Print my string, Elixir!

If you have ever tried to do anything with strings in Elixir, you probably experienced being presented a binary where you wanted to see a string:

1
2
iex(1)> my_string
<<99, 111, 109, 109, 105, 116, 32, 97, 97, 97, ...>>

This actually happened to me today as I was trying to read logs from a git repository:

1
2
iex(1)> {my_string, 0} = System.cmd("git", ["log"])
{<<99, 111, 109, 109, 105, 116, 32, 97, 97, 97, ...>>, 0}

Valid?

That’s weird, right? This is the text that would printed in my terminal if I run git log. How could it not be a valid string?

Indeed, it was a valid string:

1
2
iex(2)> String.valid?(my_string)
true

Ok, if the string is valid, but it is being printed as a binary… that must mean…

Printable?

:bulb: It is not printable! :bulb:

1
2
iex(3)> String.printable?(my_string)
false

But what kind of unprintable characters could there be in my git logs?

1
2
3
4
iex(4)> my_string \
...(4)> |> String.codepoints \
...(4)> |> Enum.filter(fn(p) -> !String.printable?(p) end)
[<<194, 130>>]

The character here is a ‘BREAK PERMITTED HERE’ (U+0082).

Solution

For my use case, it was absolutely fine to remove that unprintable character and move on:

1
2
3
4
5
iex(5)> my_string \
...(5)> |> String.codepoints \
...(5)> |> Enum.filter(fn(p) -> String.printable?(p) end) \
...(5)> |> Enum.join("")
"commit aaaccbfbb6b398972dae2ad0..." # a very very long string here

Cause

But I was still curious. I thought that maybe this is the character that causes my terminal to truncate output and wait for a q press to show more, but that seemed unlikely. I checked if I would experience the same thing in a different repository. I did not. I was certain then that the issue is inside one of the commit messages. I wanted to find that commit message.
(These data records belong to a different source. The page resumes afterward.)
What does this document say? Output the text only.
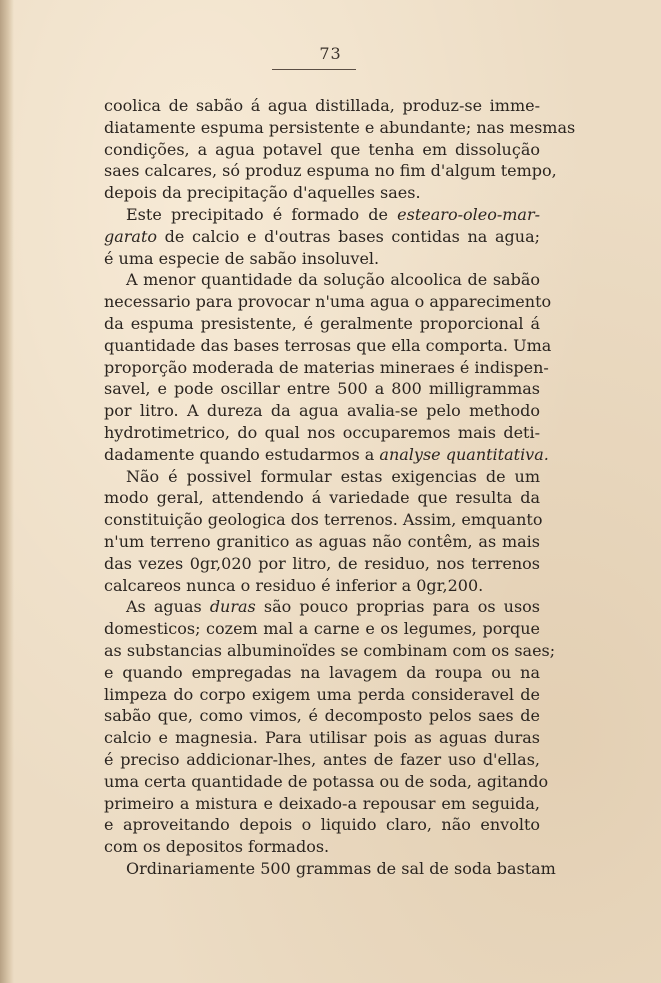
73
coolica de sabão á agua distillada, produz-se imme-
diatamente espuma persistente e abundante; nas mesmas
condições, a agua potavel que tenha em dissolução
saes calcares, só produz espuma no fim d'algum tempo,
depois da precipitação d'aquelles saes.
Este precipitado é formado de estearo-oleo-mar-
garato de calcio e d'outras bases contidas na agua;
é uma especie de sabão insoluvel.
A menor quantidade da solução alcoolica de sabão
necessario para provocar n'uma agua o apparecimento
da espuma presistente, é geralmente proporcional á
quantidade das bases terrosas que ella comporta. Uma
proporção moderada de materias mineraes é indispen-
savel, e pode oscillar entre 500 a 800 milligrammas
por litro. A dureza da agua avalia-se pelo methodo
hydrotimetrico, do qual nos occuparemos mais deti-
dadamente quando estudarmos a analyse quantitativa.
Não é possivel formular estas exigencias de um
modo geral, attendendo á variedade que resulta da
constituição geologica dos terrenos. Assim, emquanto
n'um terreno granitico as aguas não contêm, as mais
das vezes 0gr,020 por litro, de residuo, nos terrenos
calcareos nunca o residuo é inferior a 0gr,200.
As aguas duras são pouco proprias para os usos
domesticos; cozem mal a carne e os legumes, porque
as substancias albuminoïdes se combinam com os saes;
e quando empregadas na lavagem da roupa ou na
limpeza do corpo exigem uma perda consideravel de
sabão que, como vimos, é decomposto pelos saes de
calcio e magnesia. Para utilisar pois as aguas duras
é preciso addicionar-lhes, antes de fazer uso d'ellas,
uma certa quantidade de potassa ou de soda, agitando
primeiro a mistura e deixado-a repousar em seguida,
e aproveitando depois o liquido claro, não envolto
com os depositos formados.
Ordinariamente 500 grammas de sal de soda bastam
First I found the index of the unprintable character:

1
2
3
4
iex(6)> i = my_string \
...(6)> |> String.codepoints \
...(6)> |> Enum.find_index(fn(p) -> !String.printable?(p) end)
83215

Then I printed a few characters around it to read what that snippet of logs is about:

1
2
3
4
5
6
iex(7)> my_string \
...(7)> |> String.codepoints \
...(7)> |> Enum.slice(i - 1, 3) \
...(7)> |> Enum.filter(fn(p) -> String.printable?(p) end) \
...(7)> |> Enum.join("")
"â¬"

By reading a longer snippet (that I cannot share with you), I figured out that this is indeed a part of a commit message and I was able to find the hash of that commit. The whole message made sense and only had a few gibberish characters at the end. I asked the author of that message about it. He said he meant to write @. At least I know that it was not git’s fault :smile:.